I don’t understand this and maybe never will. But please tell me this. In your opinion, apart from what you said above and whether or not this event fostered intelligent life, was the collision (including its mass, angle, contact point, and timing) that simultaneously removed a heavy atmosphere, added water, accounted for the seasons and resulted in our moon a high likelihood or low likelihood event. Speaking of just pure probability of this sing event happening in this way.

So it’s the not-very-accurate shooter fallacy?


If we lived on a planet that did not appear to be tuned for intelligent life, with no indications of how we and other living things came to be there and managed to survive, that would be evidence of outside intervention.


What I meant to say was this: The difference here is that you cannot prove that the unlikely target wasn’t hit dead center, as intended.

I admit, and did many times above, that it is not proof of meddling, but it is a possible indication of meddling. And this meddling cannot be falsified nor proven.

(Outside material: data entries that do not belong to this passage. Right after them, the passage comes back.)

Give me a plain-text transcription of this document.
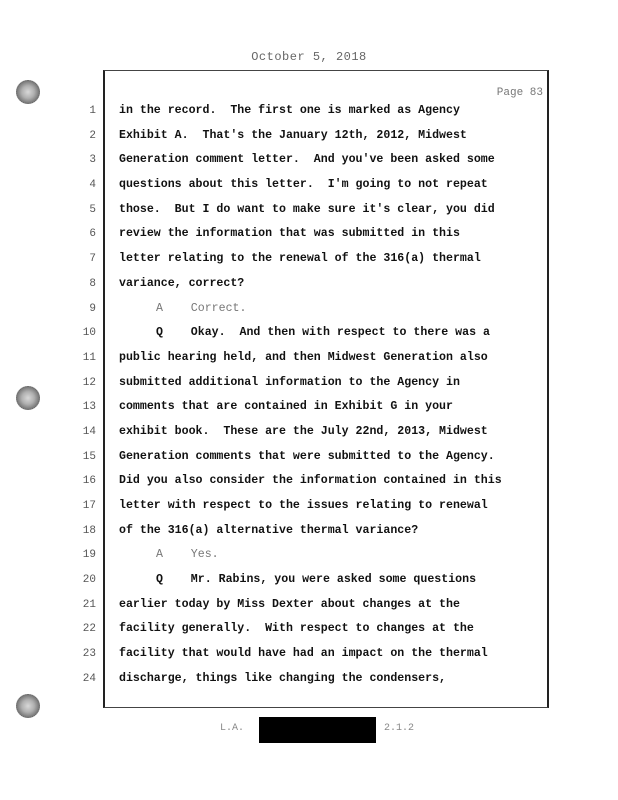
October 5, 2018
Page 83
1 in the record.  The first one is marked as Agency
2 Exhibit A.  That's the January 12th, 2012, Midwest
3 Generation comment letter.  And you've been asked some
4 questions about this letter.  I'm going to not repeat
5 those.  But I do want to make sure it's clear, you did
6 review the information that was submitted in this
7 letter relating to the renewal of the 316(a) thermal
8 variance, correct?
9	A    Correct.
10	Q    Okay.  And then with respect to there was a
11 public hearing held, and then Midwest Generation also
12 submitted additional information to the Agency in
13 comments that are contained in Exhibit G in your
14 exhibit book.  These are the July 22nd, 2013, Midwest
15 Generation comments that were submitted to the Agency.
16 Did you also consider the information contained in this
17 letter with respect to the issues relating to renewal
18 of the 316(a) alternative thermal variance?
19	A    Yes.
20	Q    Mr. Rabins, you were asked some questions
21 earlier today by Miss Dexter about changes at the
22 facility generally.  With respect to changes at the
23 facility that would have had an impact on the thermal
24 discharge, things like changing the condensers,
L.A.	2.1.2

We would need to see the probability calculations for this. @MStrauss hasn’t calculated them, nor have I seen anyone else calculate them. We also need to keep in mind that there are billions of stars per galaxy and billions of galaxies. What are the odds that a planet capable of producing complex intelligent life will exist among all those planets? We don’t even know all the types of possible planets that could give rise to complex life, so I don’t see how we could even calculate this.

That is wrong. In the Sharpshooter fallacy you look at the results after they are created, and proclaim that this was the only possible outcome and is therefore unlikely. It is the act of calculating the odds of something happening after it has happened which gives rise to the fallacy.